Categories for the Working Mathematician
Categories for the Working Mathematician - read free eBook in online reader or directly download on the web page. Select files or add your book in reader. Download and read online ebook Categories for the Working Mathematician write by Saunders Mac Lane. This book was released on 2013-04-17. Categories for the Working Mathematician available in PDF, EPUB and Kindle. An array of general ideas useful in a wide variety of fields. Starting from the foundations, this book illuminates the concepts of category, functor, natural transformation, and duality. It then turns to adjoint functors, which provide a description of universal constructions, an analysis of the representations of functors by sets of morphisms, and a means of manipulating direct and inverse limits. These categorical concepts are extensively illustrated in the remaining chapters, which include many applications of the basic existence theorem for adjoint functors.
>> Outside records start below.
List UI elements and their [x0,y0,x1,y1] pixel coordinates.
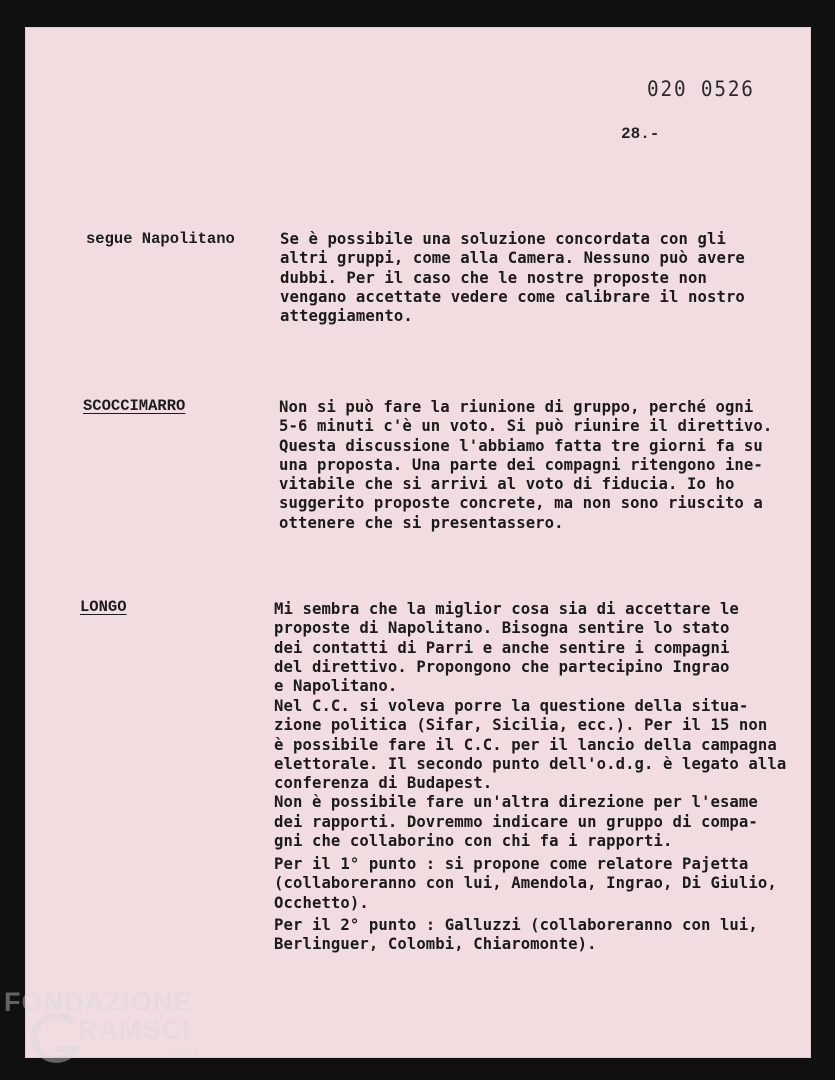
archive-number: 020 0526 [647,77,755,101]
speaker-label: LONGO [80,598,127,616]
document-page [25,27,811,1058]
watermark-line1: FONDAZIONE [4,987,193,1017]
speech-paragraph: Per il 2° punto : Galluzzi (collaboreranno con lui, Berlinguer, Colombi, Chiaromonte). [274,916,758,954]
g-logo-icon [30,1013,80,1075]
speech-paragraph: Per il 1° punto : si propone come relatore Pajetta (collaboreranno con lui, Amendola, Ingrao, Di Giulio, Occhetto). [274,855,777,912]
fondazione-gramsci-watermark [0,985,215,1080]
speech-paragraph: Se è possibile una soluzione concordata con gli altri gruppi, come alla Camera. Nessuno può avere dubbi. Per il caso che le nostre proposte non vengano accettate vedere come calibrare il nostro atteggiamento. [280,230,745,326]
page-number: 28.- [621,125,660,143]
watermark-suffix: onlus [172,1047,199,1059]
watermark-line2: RAMSCI [78,1015,191,1045]
speech-paragraph: Nel C.C. si voleva porre la questione della situa- zione politica (Sifar, Sicilia, ecc.). Per il 15 non è possibile fare il C.C. per il lancio della campagna elettorale. Il secondo punto dell'o.d.g. è legato alla conferenza di Budapest. Non è possibile fare un'altra direzione per l'esame dei rapporti. Dovremmo indicare un gruppo di compa- gni che collaborino con chi fa i rapporti. [274,697,787,851]
speech-paragraph: Mi sembra che la miglior cosa sia di accettare le proposte di Napolitano. Bisogna sentire lo stato dei contatti di Parri e anche sentire i compagni del direttivo. Propongono che partecipino Ingrao e Napolitano. [274,600,739,696]
speaker-label: SCOCCIMARRO [83,397,186,415]
speaker-label: segue Napolitano [86,230,235,248]
speech-paragraph: Non si può fare la riunione di gruppo, perché ogni 5-6 minuti c'è un voto. Si può riunire il direttivo. Questa discussione l'abbiamo fatta tre giorni fa su una proposta. Una parte dei compagni ritengono ine- vitabile che si arrivi al voto di fiducia. Io ho suggerito proposte concrete, ma non sono riuscito a ottenere che si presentassero. [279,398,773,532]
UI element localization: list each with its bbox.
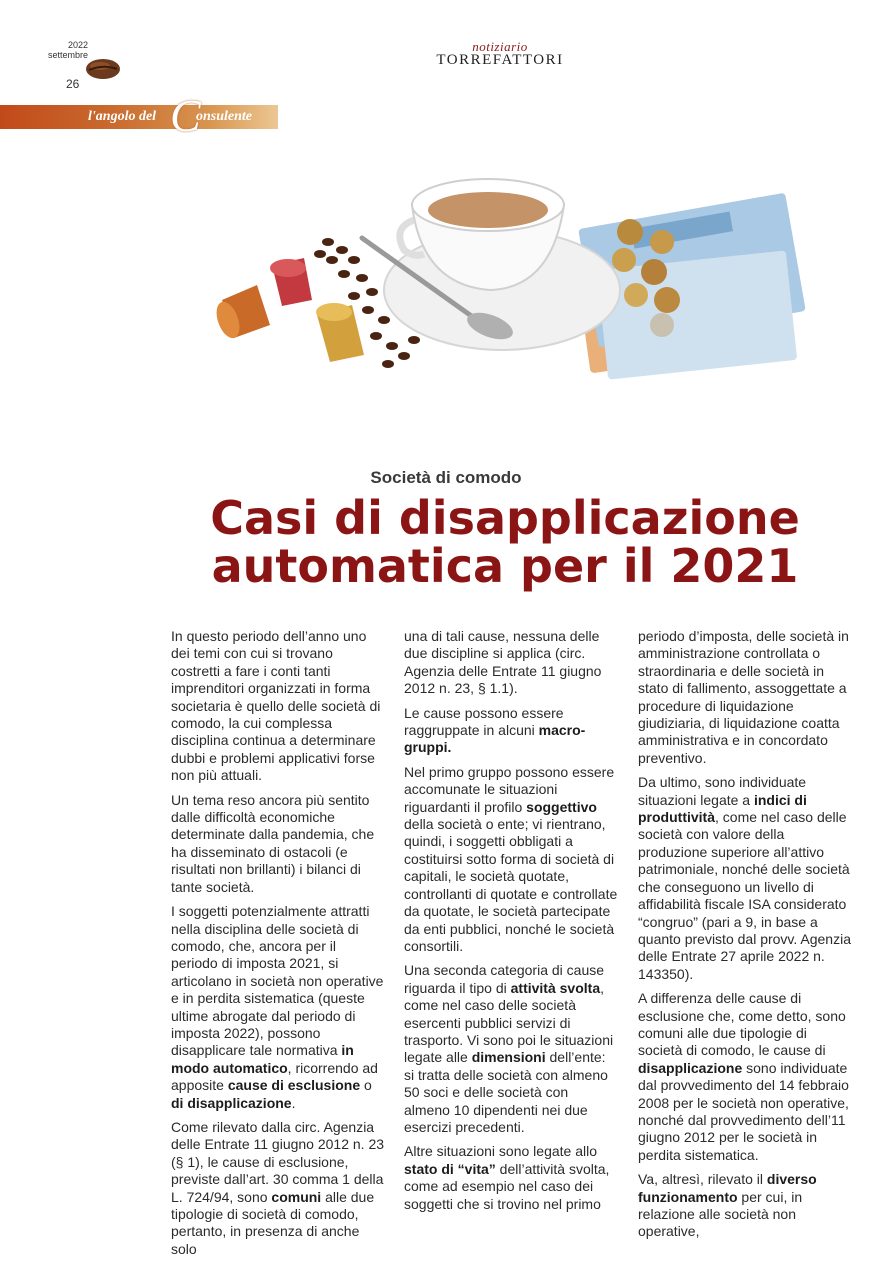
body-text: sono individuate dal provvedimento del 14 febbraio 2008 per le società non operative, nonché dal provvedimento dell’11 giugno 2012 per le società in perdita sistematica. bbox=[638, 1059, 849, 1163]
section-label-prefix: l'angolo del bbox=[88, 109, 157, 124]
body-text: Va, altresì, rilevato il bbox=[638, 1171, 767, 1188]
emphasis-text: attività svolta bbox=[510, 979, 601, 996]
body-text: Come rilevato dalla circ. Agenzia delle Entrate 11 giugno 2012 n. 23 (§ 1), le cause di esclusione, previste dall’art. 30 comma 1 della L. 724/94, sono bbox=[171, 1118, 385, 1205]
body-paragraph bbox=[404, 628, 618, 698]
article-title bbox=[0, 491, 892, 593]
body-paragraph bbox=[404, 1143, 618, 1213]
emphasis-text: diverso funzionamento bbox=[638, 1171, 817, 1205]
body-paragraph bbox=[171, 628, 385, 785]
emphasis-text: macro-gruppi. bbox=[404, 722, 586, 756]
emphasis-text: in modo automatico bbox=[171, 1042, 354, 1076]
body-text: della società o ente; vi rientrano, quindi, i soggetti obbligati a costituirsi sotto forma di società di capitali, le società quotate, controllanti di quotate e controllate da quotate, le società partecipate da enti pubblici, nonché le società consortili. bbox=[404, 816, 618, 954]
body-text: I soggetti potenzialmente attratti nella disciplina delle società di comodo, che, ancora per il periodo di imposta 2021, si articolano in società non operative e in perdita sistematica (queste ultime abrogate dal periodo di imposta 2022), possono disapplicare tale normativa bbox=[171, 903, 384, 1059]
body-text: dell’attività svolta, come ad esempio nel caso dei soggetti che si trovino nel primo bbox=[404, 1160, 610, 1212]
emphasis-text: comuni bbox=[271, 1188, 322, 1205]
body-paragraph bbox=[404, 705, 618, 757]
body-text: dell’ente: si tratta delle società con almeno 50 soci e delle società con almeno 10 dipendenti nei due esercizi precedenti. bbox=[404, 1049, 608, 1135]
body-text: . bbox=[291, 1094, 296, 1111]
body-paragraph bbox=[638, 990, 852, 1164]
emphasis-text: stato di “vita” bbox=[404, 1160, 496, 1177]
body-text: una di tali cause, nessuna delle due discipline si applica (circ. Agenzia delle Entrate 11 giugno 2012 n. 23, § 1.1). bbox=[404, 628, 602, 697]
body-paragraph bbox=[404, 962, 618, 1136]
hero-image bbox=[192, 150, 822, 430]
body-paragraph bbox=[638, 774, 852, 983]
body-text: periodo d’imposta, delle società in amministrazione controllata o straordinaria e delle società in stato di fallimento, assoggettate a procedure di liquidazione giudiziaria, di liquidazione coatta amministrativa e in concordato preventivo. bbox=[638, 628, 849, 766]
body-text: per cui, in relazione alle società non operative, bbox=[638, 1188, 803, 1240]
page-number: 26 bbox=[66, 77, 80, 91]
body-text: , come nel caso delle società con valore della produzione superiore all’attivo patrimoniale, nonché delle società che conseguono un livello di affidabilità fiscale ISA considerato “congruo” (pari a 9, in base a quanto previsto dal provv. Agenzia delle Entrate 27 aprile 2022 n. 143350). bbox=[638, 809, 851, 982]
body-text: , come nel caso delle società esercenti pubblici servizi di trasporto. Vi sono poi le situazioni legate alle bbox=[404, 979, 614, 1066]
emphasis-text: disapplicazione bbox=[638, 1059, 743, 1076]
issue-month: settembre bbox=[47, 50, 88, 60]
article-column-1 bbox=[171, 628, 385, 1265]
emphasis-text: indici di produttività bbox=[638, 791, 807, 826]
body-text: alle due tipologie di società di comodo, pertanto, in presenza di anche solo bbox=[171, 1188, 375, 1257]
masthead bbox=[380, 41, 620, 67]
issue-year: 2022 bbox=[67, 40, 88, 50]
masthead-bottom: TORREFATTORI bbox=[436, 52, 564, 68]
body-text: A differenza delle cause di esclusione che, come detto, sono comuni alle due tipologie di società di comodo, le cause di bbox=[638, 990, 846, 1059]
coffee-bean-icon bbox=[84, 56, 122, 82]
masthead-top: notiziario bbox=[472, 39, 528, 54]
issue-date bbox=[30, 40, 88, 60]
section-label-suffix: onsulente bbox=[196, 109, 253, 124]
body-text: , ricorrendo ad apposite bbox=[171, 1059, 378, 1094]
body-text: Altre situazioni sono legate allo bbox=[404, 1143, 598, 1160]
body-text: Le cause possono essere raggruppate in alcuni bbox=[404, 704, 564, 739]
emphasis-text: di disapplicazione bbox=[171, 1094, 292, 1111]
emphasis-text: cause di esclusione bbox=[227, 1077, 361, 1094]
body-text: In questo periodo dell’anno uno dei temi con cui si trovano costretti a fare i conti tanti imprenditori organizzati in forma societaria è quello delle società di comodo, la cui complessa disciplina continua a determinare dubbi e problemi applicativi forse non più attuali. bbox=[171, 628, 381, 784]
body-paragraph bbox=[404, 764, 618, 955]
body-paragraph bbox=[638, 628, 852, 767]
article-title-line-1: Casi di disapplicazione bbox=[210, 491, 800, 545]
body-paragraph bbox=[171, 1119, 385, 1258]
body-text: Nel primo gruppo possono essere accomunate le situazioni riguardanti il profilo bbox=[404, 763, 615, 815]
body-paragraph bbox=[638, 1171, 852, 1241]
body-text: Da ultimo, sono individuate situazioni legate a bbox=[638, 774, 807, 808]
body-text: o bbox=[360, 1077, 372, 1094]
emphasis-text: soggettivo bbox=[526, 798, 597, 815]
body-text: Un tema reso ancora più sentito dalle difficoltà economiche determinate dalla pandemia, che ha disseminato di ostacoli (e risultati non brillanti) i bilanci di tante società. bbox=[171, 791, 375, 895]
article-title-line-2: automatica per il 2021 bbox=[211, 539, 799, 593]
emphasis-text: dimensioni bbox=[471, 1049, 546, 1066]
body-paragraph bbox=[171, 792, 385, 896]
article-kicker: Società di comodo bbox=[370, 468, 522, 487]
section-label-initial: C bbox=[170, 90, 201, 141]
article-column-2 bbox=[404, 628, 618, 1220]
article-column-3 bbox=[638, 628, 852, 1248]
body-text: Una seconda categoria di cause riguarda il tipo di bbox=[404, 962, 605, 996]
body-paragraph bbox=[171, 903, 385, 1112]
The categories of algebraic systems are constructed from certain adjoint-like data and characterised by Beck's theorem. After considering a variety of applications, the book continues with the construction and exploitation of Kan extensions. This second edition includes a number of revisions and additions, including new chapters on topics of active interest: symmetric monoidal categories and braided monoidal categories, and the coherence theorems for them, as well as 2-categories and the higher dimensional categories which have recently come into prominence.
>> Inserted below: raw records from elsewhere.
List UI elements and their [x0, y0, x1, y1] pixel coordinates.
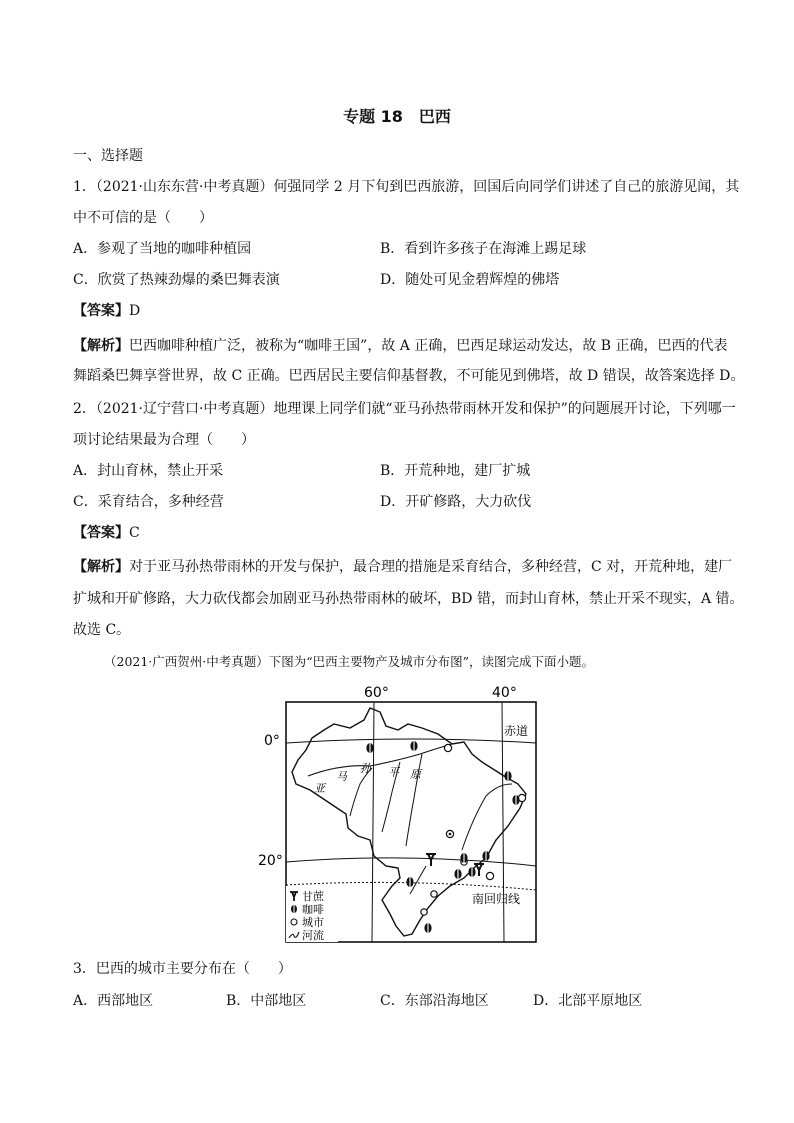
analysis-text: 对于亚马孙热带雨林的开发与保护，最合理的措施是采育结合，多种经营，C 对，开荒种地，建厂: [129, 559, 733, 575]
city-icon: [291, 919, 297, 925]
legend-label: 咖啡: [302, 903, 324, 916]
legend-label: 甘蔗: [302, 890, 324, 903]
q1-analysis-line-2: 舞蹈桑巴舞享誉世界，故 C 正确。巴西居民主要信仰基督教，不可能见到佛塔，故 D 错误，故答案选择 D。: [73, 368, 745, 384]
q3-option-b: B．中部地区: [226, 993, 307, 1009]
q2-option-c: C．采育结合，多种经营: [73, 494, 224, 510]
coffee-marker: [410, 741, 417, 751]
q3-option-d: D．北部平原地区: [533, 993, 643, 1009]
page-title: 专题 18 巴西: [343, 107, 451, 126]
analysis-tag: 【解析】: [73, 559, 129, 575]
q2-analysis-line-3: 故选 C。: [73, 622, 131, 638]
answer-value: D: [129, 303, 141, 319]
legend-label: 河流: [302, 929, 324, 942]
amazon-label-4: 平: [388, 766, 399, 779]
lon-40-label: 40°: [492, 685, 517, 701]
parallel-20: [286, 858, 536, 866]
map-question-intro: （2021·广西贺州·中考真题）下图为“巴西主要物产及城市分布图”，读图完成下面小题。: [104, 654, 595, 669]
city-marker: [444, 744, 451, 751]
coffee-marker: [366, 743, 373, 753]
analysis-text: 巴西咖啡种植广泛，被称为“咖啡王国”，故 A 正确，巴西足球运动发达，故 B 正确，巴西的代表: [129, 338, 728, 354]
lon-60-label: 60°: [364, 685, 389, 701]
coffee-marker: [468, 867, 475, 877]
sao-francisco-river: [462, 784, 512, 850]
q3-option-a: A．西部地区: [73, 993, 154, 1009]
q2-answer: [73, 523, 140, 543]
meridian-40: [502, 702, 504, 942]
amazon-label-3: 孙: [360, 762, 371, 775]
meridian-60: [372, 702, 374, 942]
q3-option-c: C．东部沿海地区: [380, 993, 489, 1009]
q1-option-d: D．随处可见金碧辉煌的佛塔: [380, 272, 560, 288]
coffee-marker: [454, 869, 461, 879]
coffee-marker: [512, 795, 519, 805]
sugarcane-marker: [426, 854, 436, 866]
brazil-map: [250, 680, 550, 950]
coffee-marker: [406, 877, 413, 887]
q1-stem-line-1: 1．（2021·山东东营·中考真题）何强同学 2 月下旬到巴西旅游，回国后向同学们讲述了自己的旅游见闻，其: [73, 179, 740, 195]
q1-option-a: A．参观了当地的咖啡种植园: [73, 241, 252, 257]
analysis-tag: 【解析】: [73, 338, 129, 354]
q2-option-d: D．开矿修路，大力砍伐: [380, 494, 532, 510]
equator-label: 赤道: [504, 724, 529, 738]
q1-option-b: B．看到许多孩子在海滩上踢足球: [380, 241, 587, 257]
amazon-label-2: 马: [336, 770, 347, 783]
city-marker: [431, 891, 437, 897]
q2-stem-line-2: 项讨论结果最为合理（ ）: [73, 432, 255, 448]
q2-analysis-line-2: 扩城和开矿修路，大力砍伐都会加剧亚马孙热带雨林的破坏，BD 错，而封山育林，禁止开采不现实，A 错。: [73, 591, 744, 607]
answer-value: C: [129, 525, 140, 541]
lat-0-label: 0°: [264, 733, 280, 749]
tropic-label: 南回归线: [472, 892, 521, 906]
coffee-marker: [504, 771, 511, 781]
city-marker: [486, 872, 493, 879]
q2-option-a: A．封山育林，禁止开采: [73, 463, 224, 479]
answer-tag: 【答案】: [73, 303, 129, 319]
tributary-1: [350, 768, 372, 816]
equator-line: [286, 739, 536, 743]
q1-answer: [73, 301, 140, 321]
capital-marker-dot: [449, 833, 452, 836]
answer-tag: 【答案】: [73, 525, 129, 541]
section-heading: 一、选择题: [73, 148, 143, 164]
q2-option-b: B．开荒种地，建厂扩城: [380, 463, 531, 479]
q1-option-c: C．欣赏了热辣劲爆的桑巴舞表演: [73, 272, 280, 288]
coffee-marker: [482, 851, 489, 861]
coffee-marker: [424, 923, 431, 933]
amazon-river: [308, 744, 452, 776]
legend-label: 城市: [302, 916, 324, 929]
city-marker: [421, 909, 427, 915]
q1-stem-line-2: 中不可信的是（ ）: [73, 210, 213, 226]
q2-stem-line-1: 2．（2021·辽宁营口·中考真题）地理课上同学们就“亚马孙热带雨林开发和保护”的问题展开讨论，下列哪一: [73, 401, 736, 417]
lat-20-label: 20°: [258, 853, 283, 869]
q2-analysis-line-1: [73, 557, 732, 577]
amazon-label-5: 原: [410, 768, 421, 781]
amazon-label-1: 亚: [314, 782, 325, 795]
q1-analysis-line-1: [73, 336, 728, 356]
coffee-marker: [460, 853, 467, 863]
q3-stem: 3．巴西的城市主要分布在（ ）: [73, 961, 292, 977]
Basic Concepts of Enriched Category Theory
Basic Concepts of Enriched Category Theory - read free eBook in online reader or directly download on the web page. Select files or add your book in reader. Download and read online ebook Basic Concepts of Enriched Category Theory write by Gregory Maxwell Kelly. This book was released on 1982-02-18. Basic Concepts of Enriched Category Theory available in PDF, EPUB and Kindle.
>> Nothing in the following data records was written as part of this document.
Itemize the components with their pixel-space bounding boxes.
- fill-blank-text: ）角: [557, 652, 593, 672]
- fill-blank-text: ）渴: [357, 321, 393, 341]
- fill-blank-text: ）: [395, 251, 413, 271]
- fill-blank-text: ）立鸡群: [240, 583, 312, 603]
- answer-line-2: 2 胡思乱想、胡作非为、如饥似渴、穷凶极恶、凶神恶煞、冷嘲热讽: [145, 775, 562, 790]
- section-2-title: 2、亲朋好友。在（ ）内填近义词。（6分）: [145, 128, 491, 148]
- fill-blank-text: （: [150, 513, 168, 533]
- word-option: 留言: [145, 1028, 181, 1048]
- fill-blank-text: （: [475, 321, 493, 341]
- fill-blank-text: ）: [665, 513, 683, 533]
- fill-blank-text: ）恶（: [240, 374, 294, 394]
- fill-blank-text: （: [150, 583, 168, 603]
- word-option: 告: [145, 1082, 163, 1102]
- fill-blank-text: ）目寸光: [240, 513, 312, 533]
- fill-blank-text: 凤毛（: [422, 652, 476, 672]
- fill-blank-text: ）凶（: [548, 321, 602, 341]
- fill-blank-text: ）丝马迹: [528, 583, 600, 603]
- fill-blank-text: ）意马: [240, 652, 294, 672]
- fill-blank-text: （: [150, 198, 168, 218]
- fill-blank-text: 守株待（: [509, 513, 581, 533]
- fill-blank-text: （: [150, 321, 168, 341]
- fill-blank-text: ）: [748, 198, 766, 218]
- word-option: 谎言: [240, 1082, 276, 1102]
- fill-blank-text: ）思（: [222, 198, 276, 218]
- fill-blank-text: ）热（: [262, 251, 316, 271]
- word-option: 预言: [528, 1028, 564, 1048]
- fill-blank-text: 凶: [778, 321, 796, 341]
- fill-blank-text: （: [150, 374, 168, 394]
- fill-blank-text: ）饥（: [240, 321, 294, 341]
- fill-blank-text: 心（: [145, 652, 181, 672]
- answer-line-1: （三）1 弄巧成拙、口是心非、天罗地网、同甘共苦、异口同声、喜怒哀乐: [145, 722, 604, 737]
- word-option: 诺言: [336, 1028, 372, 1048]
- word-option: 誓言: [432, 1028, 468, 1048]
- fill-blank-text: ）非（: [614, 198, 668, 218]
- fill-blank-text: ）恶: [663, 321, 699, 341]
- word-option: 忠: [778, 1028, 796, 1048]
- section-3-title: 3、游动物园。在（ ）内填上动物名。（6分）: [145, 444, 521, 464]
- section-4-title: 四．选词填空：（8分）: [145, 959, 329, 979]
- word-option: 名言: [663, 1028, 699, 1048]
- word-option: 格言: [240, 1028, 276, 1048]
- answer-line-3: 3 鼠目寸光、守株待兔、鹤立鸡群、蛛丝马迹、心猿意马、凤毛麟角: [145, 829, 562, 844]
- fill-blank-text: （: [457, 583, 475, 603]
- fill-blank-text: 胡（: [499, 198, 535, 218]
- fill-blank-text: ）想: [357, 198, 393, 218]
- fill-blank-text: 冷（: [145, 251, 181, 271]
Categorical Homotopy Theory
Categorical Homotopy Theory - read free eBook in online reader or directly download on the web page. Select files or add your book in reader. Download and read online ebook Categorical Homotopy Theory write by Emily Riehl. This book was released on 2014-05-26. Categorical Homotopy Theory available in PDF, EPUB and Kindle. This book develops abstract homotopy theory from the categorical perspective with a particular focus on examples. Part I discusses two competing perspectives by which one typically first encounters homotopy (co)limits: either as derived functors definable when the appropriate diagram categories admit a compatible model structure, or through particular formulae that give the right notion in certain examples. Emily Riehl unifies these seemingly rival perspectives and demonstrates that model structures on diagram categories are irrelevant. Homotopy (co)limits are explained to be a special case of weighted (co)limits, a foundational topic in enriched category theory. In Part II, Riehl further examines this topic, separating categorical arguments from homotopical ones. Part III treats the most ubiquitous axiomatic framework for homotopy theory - Quillen's model categories. Here, Riehl simplifies familiar model categorical lemmas and definitions by focusing on weak factorization systems. Part IV introduces quasi-categories and homotopy coherence.
Tensor Categories
Tensor Categories - read free eBook in online reader or directly download on the web page. Select files or add your book in reader. Download and read online ebook Tensor Categories write by Pavel Etingof. This book was released on 2016-08-05. Tensor Categories available in PDF, EPUB and Kindle. Is there a vector space whose dimension is the golden ratio? Of course not—the golden ratio is not an integer! But this can happen for generalizations of vector spaces—objects of a tensor category. The theory of tensor categories is a relatively new field of mathematics that generalizes the theory of group representations. It has deep connections with many other fields, including representation theory, Hopf algebras, operator algebras, low-dimensional topology (in particular, knot theory), homotopy theory, quantum mechanics and field theory, quantum computation, theory of motives, etc. This book gives a systematic introduction to this theory and a review of its applications. While giving a detailed overview of general tensor categories, it focuses especially on the theory of finite tensor categories and fusion categories (in particular, braided and modular ones), and discusses the main results about them with proofs. In particular, it shows how the main properties of finite-dimensional Hopf algebras may be derived from the theory of tensor categories. Many important results are presented as a sequence of exercises, which makes the book valuable for students and suitable for graduate courses. Many applications, connections to other areas, additional results, and references are discussed at the end of each chapter.